As I understood, the logits coming out of self.classifier would be [batch_size=4, seq_len=800, nb_classes=18] since the tensor coming out of that layer has shape (4, 800, 18). I assumed that is what the documentation was indicating for torch.nn.Linear(in_features, out_features), but maybe I have misunderstood.

Given that I have batch_size=4 and each example has a length of 800 with 768 features, how would one go about making a classification prediction over 18 different classes using a series of transformer encoder blocks and a classifier head on top?

Thank you for your assistance and I look forward to your reply.

You are right that the linear layer will output a shape of [batch_size, *additional_dims, out_features]. nn.CrossEntropyLoss expects logits in the shape [batch_size, nb_classes, *additional_dims] so you would need to permute the output into the desired shape as seen here:

lin = nn.Linear(768, 18)
x = torch.randn(4, 800, 768)
out = lin(x)
# torch.Size([4, 800, 18])

out = out.permute(0, 2, 1).contiguous()

criterion = nn.CrossEntropyLoss()
target = torch.randint(0, 18, (4, 800))

loss = criterion(out, target)

@ptrblck I reread through the documentation and I see where my misunderstanding comes from.

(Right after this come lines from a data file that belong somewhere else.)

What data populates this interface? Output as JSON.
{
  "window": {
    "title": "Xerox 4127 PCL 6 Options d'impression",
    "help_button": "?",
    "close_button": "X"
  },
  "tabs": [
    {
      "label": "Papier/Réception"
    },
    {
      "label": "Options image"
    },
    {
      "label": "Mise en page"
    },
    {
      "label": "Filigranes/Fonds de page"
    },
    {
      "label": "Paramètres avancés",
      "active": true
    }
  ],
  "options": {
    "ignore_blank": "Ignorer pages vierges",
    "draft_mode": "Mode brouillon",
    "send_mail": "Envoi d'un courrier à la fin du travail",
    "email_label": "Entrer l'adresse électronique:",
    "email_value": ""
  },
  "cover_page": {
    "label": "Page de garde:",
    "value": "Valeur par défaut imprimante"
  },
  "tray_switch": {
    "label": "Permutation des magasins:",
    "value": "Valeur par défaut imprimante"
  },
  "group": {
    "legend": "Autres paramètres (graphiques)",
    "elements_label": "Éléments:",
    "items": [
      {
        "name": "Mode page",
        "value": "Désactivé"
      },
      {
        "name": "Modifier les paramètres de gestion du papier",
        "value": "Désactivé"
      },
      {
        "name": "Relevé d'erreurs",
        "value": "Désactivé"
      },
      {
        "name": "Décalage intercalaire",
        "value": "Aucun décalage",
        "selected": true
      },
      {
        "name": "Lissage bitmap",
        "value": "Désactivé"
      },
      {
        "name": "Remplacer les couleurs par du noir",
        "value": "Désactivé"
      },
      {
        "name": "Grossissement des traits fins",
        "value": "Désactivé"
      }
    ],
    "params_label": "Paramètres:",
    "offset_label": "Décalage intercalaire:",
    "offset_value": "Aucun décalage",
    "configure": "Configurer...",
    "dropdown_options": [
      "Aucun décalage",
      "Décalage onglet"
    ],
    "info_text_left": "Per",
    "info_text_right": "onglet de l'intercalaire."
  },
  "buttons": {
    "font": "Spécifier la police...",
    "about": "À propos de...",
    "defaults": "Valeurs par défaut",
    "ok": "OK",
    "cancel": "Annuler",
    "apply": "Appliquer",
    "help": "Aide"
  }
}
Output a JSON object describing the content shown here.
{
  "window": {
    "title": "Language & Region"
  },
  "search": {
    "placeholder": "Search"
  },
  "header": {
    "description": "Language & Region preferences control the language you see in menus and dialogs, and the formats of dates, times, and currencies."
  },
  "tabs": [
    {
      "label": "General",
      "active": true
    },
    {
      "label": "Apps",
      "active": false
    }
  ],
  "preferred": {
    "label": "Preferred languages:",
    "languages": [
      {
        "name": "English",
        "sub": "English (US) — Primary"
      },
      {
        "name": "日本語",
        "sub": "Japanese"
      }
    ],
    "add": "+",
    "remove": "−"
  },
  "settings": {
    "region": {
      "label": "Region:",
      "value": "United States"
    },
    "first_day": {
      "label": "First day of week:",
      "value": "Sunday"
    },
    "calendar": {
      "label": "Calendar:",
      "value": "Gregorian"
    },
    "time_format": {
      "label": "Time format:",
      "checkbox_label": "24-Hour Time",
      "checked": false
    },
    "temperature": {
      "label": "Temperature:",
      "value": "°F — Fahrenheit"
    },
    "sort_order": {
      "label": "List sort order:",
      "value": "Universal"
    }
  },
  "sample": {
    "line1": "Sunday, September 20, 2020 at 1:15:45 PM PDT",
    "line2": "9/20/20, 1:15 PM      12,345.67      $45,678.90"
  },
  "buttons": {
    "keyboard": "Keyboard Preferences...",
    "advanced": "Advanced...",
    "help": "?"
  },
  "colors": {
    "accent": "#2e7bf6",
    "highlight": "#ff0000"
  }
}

Thank you for your help.

With respect to the target variable, the entire sequence has a label instead of each item in the sequence having a label which results in an error of:

RuntimeError: Expected target size [4, 800], got [4]

This was partially why I opted to average over the logits, but I’m not sure that is the best approach. How would you better construct the targets and the code given that each sequence has a single label as opposed to each member in a sequence having an individual label?

I don’t know which approach would work the best for you but you could experiment with e.g. indexing the last time step and use it for the loss calculation or reducing it via mean, sum etc.

@ptrblck Ok I see. Given how the labels are set up in my case I would need to reduce the logits tensor somehow (via sum, mean, etc.) or utilize the last time step (i.e. logits[:-1:-1]). In other words, the updated code snippet would look like:

lin = nn.Linear(768, 18)
x = torch.randn(4, 800, 768)
out = lin(x)
# torch.Size([4, 800, 18])

out = out.permute(0, 2, 1).contiguous()

#out = torch.mean(out, 2)
#out = out[:-1:-1]

criterion = nn.CrossEntropyLoss()
target = torch.randint(0, 18, (4, ))

loss = criterion(out, target)

Have I understood correctly?

Yes, you understood the issue correctly but would need to index the last timestep via:

out = out[..., -1]

@ptrblck Thank you very much for your help!